Kinship is BLAS-bound (both use OpenBLAS/Accelerate matmul) so times are similar. The LMM speedup comes from JAMMA's batch-parallel SNP processing via jax.vmap.

Supported Features

Current

• Kinship matrix computation — centered (-gk 1) and standardized (-gk 2)
• Univariate LMM Wald test (-lmm 1)
• Likelihood ratio test (-lmm 2)
• Score test (-lmm 3)
• All tests mode (-lmm 4)
• LOCO kinship — leave-one-chromosome-out analysis (-loco)
• Eigendecomposition reuse — multi-phenotype workflows (-d/-u/-eigen)
• Phenotype column selection (-n)
• SNP subset selection for association and kinship (-snps/-ksnps)
• HWE QC filtering (-hwe)
• Pre-computed kinship input (-k)
• Covariate support (-c)
• PLINK binary format (.bed/.bim/.fam) with input dimension validation
• Large-scale streaming I/O (>100k samples via numpy-mkl ILP64 — numpy 2.4.2)
• JAX acceleration (CPU/GPU) with automatic CPU device sharding
• XLA profiling traces (--profile-dir) for TensorBoard/Perfetto
• Lambda optimization bounds (-lmin/-lmax)
• Individual weights for kinship (-widv)
• Categorical covariates with one-hot encoding (-cat)
• Pre-flight memory checks (fail-fast before OOM)
• RSS memory logging at workflow boundaries
• Incremental result writing
• Optional C extension with OpenMP for NumPy LMM acceleration (auto-fallback to pure Python)

Planned

• Multivariate LMM (mvLMM)

Architecture

JAMMA uses a dual-backend architecture: a JAX backend for GPU/multi-core acceleration and a NumPy backend that works everywhere with zero extra dependencies.

flowchart LR
    CLI["CLI / gwas()"] --> PIPE["PipelineRunner"]
    PIPE --> DET{"detect_backend()"}
    DET -->|"jax"| JAX["JAX Backend<br>JIT + vmap + sharding"]
    DET -->|"numpy"| NP["NumPy Backend<br>pure stdlib"]
    JAX --> RES["AssocResult"]
    NP --> RES

Both backends share the same core algorithms (likelihood.py, prepare_common.py) and produce identical results. Backend-specific files follow a naming convention: *_jax.py / *_numpy.py.
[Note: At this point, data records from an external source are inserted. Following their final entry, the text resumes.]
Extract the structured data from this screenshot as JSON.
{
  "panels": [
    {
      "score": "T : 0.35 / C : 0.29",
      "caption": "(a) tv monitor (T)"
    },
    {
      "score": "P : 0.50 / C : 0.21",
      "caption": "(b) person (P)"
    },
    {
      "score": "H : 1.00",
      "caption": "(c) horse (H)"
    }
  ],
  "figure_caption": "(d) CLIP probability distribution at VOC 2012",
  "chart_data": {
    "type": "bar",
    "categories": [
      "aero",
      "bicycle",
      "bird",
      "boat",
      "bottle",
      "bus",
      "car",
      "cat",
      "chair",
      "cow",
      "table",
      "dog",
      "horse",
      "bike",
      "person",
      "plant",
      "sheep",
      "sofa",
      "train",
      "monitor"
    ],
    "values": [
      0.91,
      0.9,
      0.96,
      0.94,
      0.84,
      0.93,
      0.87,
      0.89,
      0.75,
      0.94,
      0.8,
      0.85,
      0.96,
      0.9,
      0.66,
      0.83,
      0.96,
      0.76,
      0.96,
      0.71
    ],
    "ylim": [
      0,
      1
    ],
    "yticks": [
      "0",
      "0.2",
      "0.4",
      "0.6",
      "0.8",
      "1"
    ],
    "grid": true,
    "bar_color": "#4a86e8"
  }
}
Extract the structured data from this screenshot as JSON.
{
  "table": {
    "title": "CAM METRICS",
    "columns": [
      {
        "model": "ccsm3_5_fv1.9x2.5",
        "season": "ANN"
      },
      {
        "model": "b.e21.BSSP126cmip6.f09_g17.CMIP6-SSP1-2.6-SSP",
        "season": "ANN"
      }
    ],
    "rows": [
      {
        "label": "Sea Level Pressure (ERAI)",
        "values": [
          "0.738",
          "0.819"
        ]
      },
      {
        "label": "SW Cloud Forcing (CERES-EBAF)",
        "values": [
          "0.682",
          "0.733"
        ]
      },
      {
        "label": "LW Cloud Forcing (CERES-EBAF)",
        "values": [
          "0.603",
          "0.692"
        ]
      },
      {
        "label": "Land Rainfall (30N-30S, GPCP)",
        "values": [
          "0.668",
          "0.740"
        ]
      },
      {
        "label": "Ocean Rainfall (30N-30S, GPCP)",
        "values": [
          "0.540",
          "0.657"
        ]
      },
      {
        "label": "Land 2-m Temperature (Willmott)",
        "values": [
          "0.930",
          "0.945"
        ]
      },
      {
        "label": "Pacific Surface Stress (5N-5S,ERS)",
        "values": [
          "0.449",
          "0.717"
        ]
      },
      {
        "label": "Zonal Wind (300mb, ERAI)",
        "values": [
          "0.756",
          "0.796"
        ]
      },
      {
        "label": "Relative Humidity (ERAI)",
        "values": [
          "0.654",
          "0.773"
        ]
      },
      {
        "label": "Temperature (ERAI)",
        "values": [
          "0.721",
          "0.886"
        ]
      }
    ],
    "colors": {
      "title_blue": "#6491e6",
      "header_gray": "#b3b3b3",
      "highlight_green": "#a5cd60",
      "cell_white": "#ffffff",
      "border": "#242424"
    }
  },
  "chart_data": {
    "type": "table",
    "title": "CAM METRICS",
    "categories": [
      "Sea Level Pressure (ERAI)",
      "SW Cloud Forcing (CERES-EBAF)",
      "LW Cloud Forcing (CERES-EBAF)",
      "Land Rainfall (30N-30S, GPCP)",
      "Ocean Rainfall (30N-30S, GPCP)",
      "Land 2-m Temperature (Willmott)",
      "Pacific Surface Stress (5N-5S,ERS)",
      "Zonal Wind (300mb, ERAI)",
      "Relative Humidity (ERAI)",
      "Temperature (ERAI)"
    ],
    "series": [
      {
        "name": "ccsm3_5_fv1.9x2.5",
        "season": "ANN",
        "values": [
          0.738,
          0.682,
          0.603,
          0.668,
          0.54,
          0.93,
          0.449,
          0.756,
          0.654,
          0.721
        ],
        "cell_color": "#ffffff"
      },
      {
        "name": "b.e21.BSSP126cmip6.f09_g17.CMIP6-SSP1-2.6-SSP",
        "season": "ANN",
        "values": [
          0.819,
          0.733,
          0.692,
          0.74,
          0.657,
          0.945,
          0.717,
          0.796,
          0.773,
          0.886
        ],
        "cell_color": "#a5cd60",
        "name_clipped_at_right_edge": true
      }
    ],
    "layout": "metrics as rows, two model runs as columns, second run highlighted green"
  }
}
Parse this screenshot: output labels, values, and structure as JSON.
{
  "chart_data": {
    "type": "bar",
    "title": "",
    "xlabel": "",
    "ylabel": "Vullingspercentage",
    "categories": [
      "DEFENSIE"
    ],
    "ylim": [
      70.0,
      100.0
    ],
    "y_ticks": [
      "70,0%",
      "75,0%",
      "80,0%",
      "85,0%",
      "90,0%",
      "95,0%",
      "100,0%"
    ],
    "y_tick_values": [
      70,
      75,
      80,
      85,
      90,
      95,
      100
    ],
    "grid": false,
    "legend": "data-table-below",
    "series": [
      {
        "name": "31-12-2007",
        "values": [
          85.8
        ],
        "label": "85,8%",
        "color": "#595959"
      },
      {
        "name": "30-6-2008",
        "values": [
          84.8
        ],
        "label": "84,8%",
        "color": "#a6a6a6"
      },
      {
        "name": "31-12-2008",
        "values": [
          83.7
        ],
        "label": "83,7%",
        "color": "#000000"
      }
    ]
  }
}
See Code Map for the full architecture diagram with source links.

Documentation

• Why JAMMA? — Key differentiators from GEMMA
• User Guide — Installation, usage examples, CLI reference
• Code Map — Architecture diagrams and source navigation
• Equivalence Proof — Mathematical proofs and empirical validation against GEMMA
• GEMMA Divergences — Known differences from GEMMA
• Performance — Bottleneck analysis, scale validation, configuration guide
• Contributing — Development setup, testing, and PR guidelines
• Changelog — Version history

Requirements

• Python 3.11+
• NumPy 2.0+
• JAX 0.8.0+ (optional, for GPU acceleration: pip install jamma[jax])

License

GPL-3.0 (same as GEMMA)